16. Stephanie: The mommas’ bodies are beautiful, poised for the picture, but the babies are the ones most present. Surrounded by these bellies, butts and boobs, I found comfort in my baby’s company with the other growing babies.
17. Hankie: Modeling for Cara was a unique experience that gently pushed me outside my comfort zone and opened a door to nonconformity and free __expression. I soon found myself relaxed, content, and bonding with the other mothers-to-be in a special way.
18. Nicole: Pregnancy is an absolute amazing and beautiful progression and pregnant woman are radiant. I totally enjoyed being pregnant and watching my body go through this metamorphosis. As I enjoy and appreciate seeing other pregnant woman. I think society makes women self conscious and woman to often want to cover up when they are pregnant and hide there bodies, as if they are ashamed. I think this is a time when you should be proud to have so many curves and feel free to let it show. Being a part of this photography project was very invigorating and liberating. It helped my let go of my inhibitions and helped me feel free. There was something almost primitive about it. Being able to share this with all the other woman was a extraordinary experience and totally refreshing. Thanks for such a great experience.
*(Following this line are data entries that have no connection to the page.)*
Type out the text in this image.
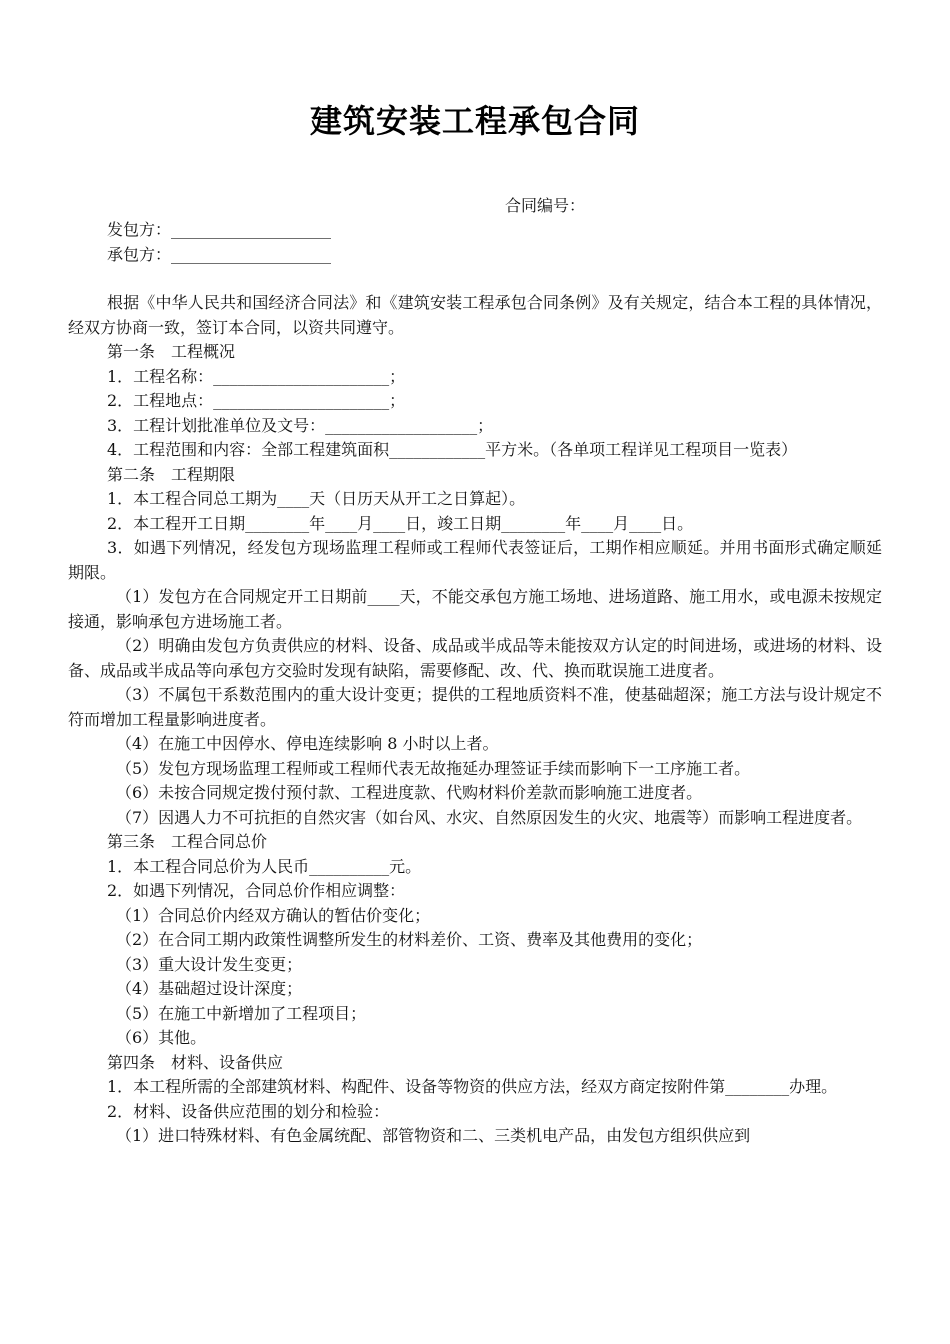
建筑安装工程承包合同
合同编号：
发包方：____________________
承包方：____________________

根据《中华人民共和国经济合同法》和《建筑安装工程承包合同条例》及有关规定，结合本工程的具体情况，经双方协商一致，签订本合同，以资共同遵守。

第一条　工程概况

1．工程名称：______________________；

2．工程地点：______________________；

3．工程计划批准单位及文号：___________________；

4．工程范围和内容：全部工程建筑面积____________平方米。（各单项工程详见工程项目一览表）

第二条　工程期限

1．本工程合同总工期为____天（日历天从开工之日算起）。

2．本工程开工日期________年____月____日，竣工日期________年____月____日。

3．如遇下列情况，经发包方现场监理工程师或工程师代表签证后，工期作相应顺延。并用书面形式确定顺延期限。

（1）发包方在合同规定开工日期前____天，不能交承包方施工场地、进场道路、施工用水，或电源未按规定接通，影响承包方进场施工者。

（2）明确由发包方负责供应的材料、设备、成品或半成品等未能按双方认定的时间进场，或进场的材料、设备、成品或半成品等向承包方交验时发现有缺陷，需要修配、改、代、换而耽误施工进度者。

（3）不属包干系数范围内的重大设计变更；提供的工程地质资料不准，使基础超深；施工方法与设计规定不符而增加工程量影响进度者。

（4）在施工中因停水、停电连续影响 8 小时以上者。

（5）发包方现场监理工程师或工程师代表无故拖延办理签证手续而影响下一工序施工者。

（6）未按合同规定拨付预付款、工程进度款、代购材料价差款而影响施工进度者。

（7）因遇人力不可抗拒的自然灾害（如台风、水灾、自然原因发生的火灾、地震等）而影响工程进度者。

第三条　工程合同总价

1．本工程合同总价为人民币__________元。

2．如遇下列情况，合同总价作相应调整：

（1）合同总价内经双方确认的暂估价变化；

（2）在合同工期内政策性调整所发生的材料差价、工资、费率及其他费用的变化；

（3）重大设计发生变更；

（4）基础超过设计深度；

（5）在施工中新增加了工程项目；

（6）其他。

第四条　材料、设备供应

1．本工程所需的全部建筑材料、构配件、设备等物资的供应方法，经双方商定按附件第________办理。

2．材料、设备供应范围的划分和检验：

（1）进口特殊材料、有色金属统配、部管物资和二、三类机电产品，由发包方组织供应到
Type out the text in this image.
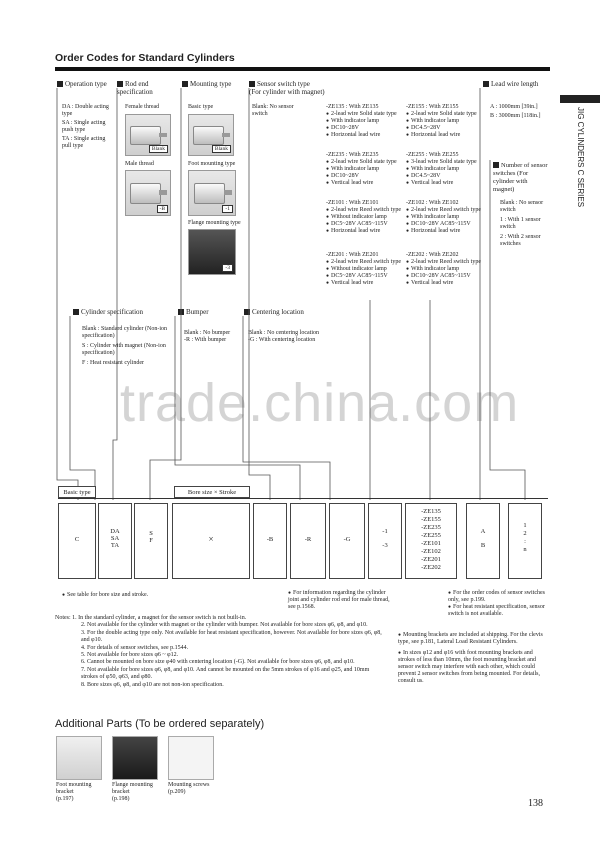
Order Codes for Standard Cylinders
JIG CYLINDERS C SERIES
Operation type	Rod end specification
Mounting type	Sensor switch type
(For cylinder with magnet)
Lead wire length
DA : Double acting type
SA : Single acting push type
TA : Single acting pull type
Female thread
Blank
Male thread
-B
Basic type
Blank
Foot mounting type
-1
Flange mounting type
-3
Blank: No sensor switch
-ZE135 : With ZE135
● 2-lead wire Solid state type
● With indicator lamp
● DC10~28V
● Horizontal lead wire
-ZE155 : With ZE155
● 2-lead wire Solid state type
● With indicator lamp
● DC4.5~28V
● Horizontal lead wire
-ZE235 : With ZE235
● 2-lead wire Solid state type
● With indicator lamp
● DC10~28V
● Vertical lead wire
-ZE255 : With ZE255
● 3-lead wire Solid state type
● With indicator lamp
● DC4.5~28V
● Vertical lead wire
-ZE101 : With ZE101
● 2-lead wire Reed switch type
● Without indicator lamp
● DC5~28V AC85~115V
● Horizontal lead wire
-ZE102 : With ZE102
● 2-lead wire Reed switch type
● With indicator lamp
● DC10~28V AC85~115V
● Horizontal lead wire
-ZE201 : With ZE201
● 2-lead wire Reed switch type
● Without indicator lamp
● DC5~28V AC85~115V
● Vertical lead wire
-ZE202 : With ZE202
● 2-lead wire Reed switch type
● With indicator lamp
● DC10~28V AC85~115V
● Vertical lead wire
A : 1000mm [39in.]
B : 3000mm [118in.]
Number of sensor switches (For cylinder with magnet)
Blank : No sensor switch
1 : With 1 sensor switch
2 : With 2 sensor switches
Cylinder specification
Blank : Standard cylinder (Non-ion specification)
S : Cylinder with magnet (Non-ion specification)
F : Heat resistant cylinder
Bumper
Blank : No bumper
-R : With bumper
Centering location
Blank : No centering location
-G : With centering location
trade.china.com
Basic type	Bore size × Stroke
C
DA
SA
TA
S
F	×	-B	-R	-G
-1

-3
-ZE135
-ZE155
-ZE235
-ZE255
-ZE101
-ZE102
-ZE201
-ZE202
A

B
1
2
:
n
● See table for bore size and stroke.
●	For information regarding the cylinder joint and cylinder rod end for male thread, see p.1568.
● For the order codes of sensor switches only, see p.199.
● For heat resistant specification, sensor switch is not available.
Notes: 1. In the standard cylinder, a magnet for the sensor switch is not built-in.
2. Not available for the cylinder with magnet or the cylinder with bumper. Not available for bore sizes φ6, φ8, and φ10.
3. For the double acting type only. Not available for heat resistant specification, however. Not available for bore sizes φ6, φ8, and φ10.
4. For details of sensor switches, see p.1544.
5. Not available for bore sizes φ6 ~ φ12.
6. Cannot be mounted on bore size φ40 with centering location (-G). Not available for bore sizes φ6, φ8, and φ10.
7. Not available for bore sizes φ6, φ8, and φ10. And cannot be mounted on the 5mm strokes of φ16 and φ25, and 10mm strokes of φ50, φ63, and φ80.
8. Bore sizes φ6, φ8, and φ10 are not non-ion specification.
● Mounting brackets are included at shipping. For the clevis type, see p.181, Lateral Load Resistant Cylinders.
● In sizes φ12 and φ16 with foot mounting brackets and strokes of less than 10mm, the foot mounting bracket and sensor switch may interfere with each other, which could prevent 2 sensor switches from being mounted. For details, consult us.
Additional Parts (To be ordered separately)
Foot mounting bracket
(p.197)
Flange mounting bracket
(p.198)
Mounting screws
(p.209)
138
19. Adela: Pregnant women look at their body very often. We spend many hours in the mirror looking at hour belly, our breasts, our face… Sometimes I hate the changes in my body because they are the physical manifestation of how much control I am losing in my own life. Nobody looks at a pregnant woman; they look and see a future mother, a baby growing, a metaphor for abundance. I liked modeling for you because I felt that you were focusing on the amazing volumes and combinations of our bodies, but not necessarily because they represented any mistery of nature reproducing itself or any ideal of beauty. Personally, I always welcome the chance of doing something out of the ordinary, and leaving for a moment my very petit-boeurgeoise life.